BA: I had a six year hiatus from the Muzbiz in which I started making sculpture and weirdshit furniture. I went and got a degree in Metalwork design. You’d best check out BarryAndrews.net for the nature of these things. Yeah, I think some things are best expressed in particular ways and I do think my nature is to make things with whatever comes to hand. However, the impulse is also a sensual one – I like the idea of making a noise in front of people – affecting them with sounds-, similarly I like the idea of lighting fires and melting metal or pouring vicious acid on things. Chemistry sets, messy magic, all that.

RV: How did you get started playing music?

BA: Listening to it a lot as a kid and yearning – really yearning – to make that magic happen myself. Ma and Pa bought me a recorder and I loved it and got good at it very quickly. Then they refused to give me piano lessons which, in hindsight, was the best possible thing they could have done. By the time I inherited a piano from my Grandad I was in a state of high Musical Arousal…
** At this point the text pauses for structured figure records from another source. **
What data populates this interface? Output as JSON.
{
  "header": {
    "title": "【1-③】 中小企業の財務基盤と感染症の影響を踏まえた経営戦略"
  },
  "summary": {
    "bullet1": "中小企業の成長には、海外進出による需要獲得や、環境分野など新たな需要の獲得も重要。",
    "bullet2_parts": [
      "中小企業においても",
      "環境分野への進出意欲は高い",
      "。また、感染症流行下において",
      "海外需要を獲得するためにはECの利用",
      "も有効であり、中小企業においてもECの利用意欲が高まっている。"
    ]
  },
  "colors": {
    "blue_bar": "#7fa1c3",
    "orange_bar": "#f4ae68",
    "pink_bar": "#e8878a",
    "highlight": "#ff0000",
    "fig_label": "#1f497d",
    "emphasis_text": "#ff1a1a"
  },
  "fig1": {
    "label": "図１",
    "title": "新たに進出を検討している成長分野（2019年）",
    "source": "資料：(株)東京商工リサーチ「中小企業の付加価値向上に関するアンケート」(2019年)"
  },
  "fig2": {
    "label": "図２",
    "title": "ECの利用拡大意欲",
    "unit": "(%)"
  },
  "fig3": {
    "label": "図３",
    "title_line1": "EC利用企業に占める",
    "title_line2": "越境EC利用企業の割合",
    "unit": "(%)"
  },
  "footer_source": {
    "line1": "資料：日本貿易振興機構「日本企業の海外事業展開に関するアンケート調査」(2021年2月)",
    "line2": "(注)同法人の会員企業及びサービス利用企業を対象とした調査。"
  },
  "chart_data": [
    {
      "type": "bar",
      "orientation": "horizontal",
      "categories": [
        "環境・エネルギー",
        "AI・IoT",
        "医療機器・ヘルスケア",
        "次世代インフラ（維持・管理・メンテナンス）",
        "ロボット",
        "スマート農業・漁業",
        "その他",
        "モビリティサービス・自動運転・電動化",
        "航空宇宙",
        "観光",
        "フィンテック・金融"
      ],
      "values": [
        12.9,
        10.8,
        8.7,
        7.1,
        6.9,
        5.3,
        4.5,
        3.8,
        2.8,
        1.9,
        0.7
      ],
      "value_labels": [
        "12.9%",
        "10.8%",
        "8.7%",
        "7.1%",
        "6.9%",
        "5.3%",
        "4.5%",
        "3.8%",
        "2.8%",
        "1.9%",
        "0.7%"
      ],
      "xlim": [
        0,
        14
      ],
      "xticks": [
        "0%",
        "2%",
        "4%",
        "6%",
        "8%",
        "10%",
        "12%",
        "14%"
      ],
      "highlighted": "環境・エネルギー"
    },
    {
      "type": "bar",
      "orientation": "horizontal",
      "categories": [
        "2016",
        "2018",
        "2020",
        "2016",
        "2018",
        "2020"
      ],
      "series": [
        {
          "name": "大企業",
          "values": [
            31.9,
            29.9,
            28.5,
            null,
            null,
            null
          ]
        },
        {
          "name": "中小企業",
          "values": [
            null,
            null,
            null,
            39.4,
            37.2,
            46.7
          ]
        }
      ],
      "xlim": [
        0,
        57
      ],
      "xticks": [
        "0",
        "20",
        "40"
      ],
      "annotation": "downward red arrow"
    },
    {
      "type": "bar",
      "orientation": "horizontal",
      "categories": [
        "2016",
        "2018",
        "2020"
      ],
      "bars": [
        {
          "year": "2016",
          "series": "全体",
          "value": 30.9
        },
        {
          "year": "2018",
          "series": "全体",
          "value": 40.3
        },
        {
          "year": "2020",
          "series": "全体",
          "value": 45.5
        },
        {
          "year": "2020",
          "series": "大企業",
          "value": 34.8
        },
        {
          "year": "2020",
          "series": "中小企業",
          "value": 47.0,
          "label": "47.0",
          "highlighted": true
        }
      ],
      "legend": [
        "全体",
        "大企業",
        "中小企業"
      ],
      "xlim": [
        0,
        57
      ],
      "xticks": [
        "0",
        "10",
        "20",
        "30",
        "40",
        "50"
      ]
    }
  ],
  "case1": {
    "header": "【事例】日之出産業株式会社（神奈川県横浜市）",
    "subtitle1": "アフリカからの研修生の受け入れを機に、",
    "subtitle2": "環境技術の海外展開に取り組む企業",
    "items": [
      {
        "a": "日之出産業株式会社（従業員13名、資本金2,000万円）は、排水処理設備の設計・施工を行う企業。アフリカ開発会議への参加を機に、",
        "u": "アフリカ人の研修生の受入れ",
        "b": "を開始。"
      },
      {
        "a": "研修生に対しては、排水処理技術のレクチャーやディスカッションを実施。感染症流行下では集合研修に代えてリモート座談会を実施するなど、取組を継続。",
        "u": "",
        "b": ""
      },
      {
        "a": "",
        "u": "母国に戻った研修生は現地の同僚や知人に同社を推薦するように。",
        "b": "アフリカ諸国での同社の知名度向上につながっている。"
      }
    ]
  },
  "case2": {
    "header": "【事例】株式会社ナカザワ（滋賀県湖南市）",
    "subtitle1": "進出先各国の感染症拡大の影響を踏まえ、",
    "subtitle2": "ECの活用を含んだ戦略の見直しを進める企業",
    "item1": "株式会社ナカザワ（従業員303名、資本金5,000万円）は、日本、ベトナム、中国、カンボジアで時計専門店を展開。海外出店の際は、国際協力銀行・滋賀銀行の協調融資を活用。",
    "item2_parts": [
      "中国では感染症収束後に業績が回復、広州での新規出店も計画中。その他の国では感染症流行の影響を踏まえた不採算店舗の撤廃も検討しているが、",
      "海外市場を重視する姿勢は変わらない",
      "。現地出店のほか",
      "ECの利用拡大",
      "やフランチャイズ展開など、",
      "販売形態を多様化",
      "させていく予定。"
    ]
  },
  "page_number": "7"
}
RV: How do you write your songs? Do you collect phrases you hear and write them in a diary? How do you put a song together?

BA: It’s a strange and mysterious process as it goes. Certain words and nagging obsessions, musical phrases that seem to have – uh – resonance. Then a lot of good old fashioned graft to bring the whole thing up towards the surface. Does that explain it? Probably not.

RV: Assuming you write poetry as well, are they similar to your lyrics, or are your poems a different matter altogether in terms of subject and style?

BA: No, I don’t – poetry per se is a fierce and total discipline I think, and something one should either do totally or leave alone. Lyrics are a component of a bigger thing.

RV: Do you keep a diary and if so what sort of things do you write about?

BA: I have two diaries – one for work thoughts and plans, the other for my dense introspection and internal turmoil.

RV: What’s it like when you’re on tours? Do you do a lot of reading, or is it too tiring?

BA: Looking at the World is instead of reading I reckon, and the older I get the more fascinating even the most seemingly banal places are.

RV: What future projects do you have in mind, whether Shriekback – related, art, memoirs, books, touring, anything else?

BA: I intend to keep working on a number of fronts – there’s obviously Shriekback – which seems to be bubbling along still (new six track ep called ‘Having a Moment’ out soon). There’s the piano record ‘Haunted Box of Switches’ which I’ll be promoting in the States next month (April) along with the noisy samply ‘Stic Basin’ a new project which I’m devising at the moment and which I’ll also be touring with in April. It’s a very juicy time and it’s nice to be back in harness.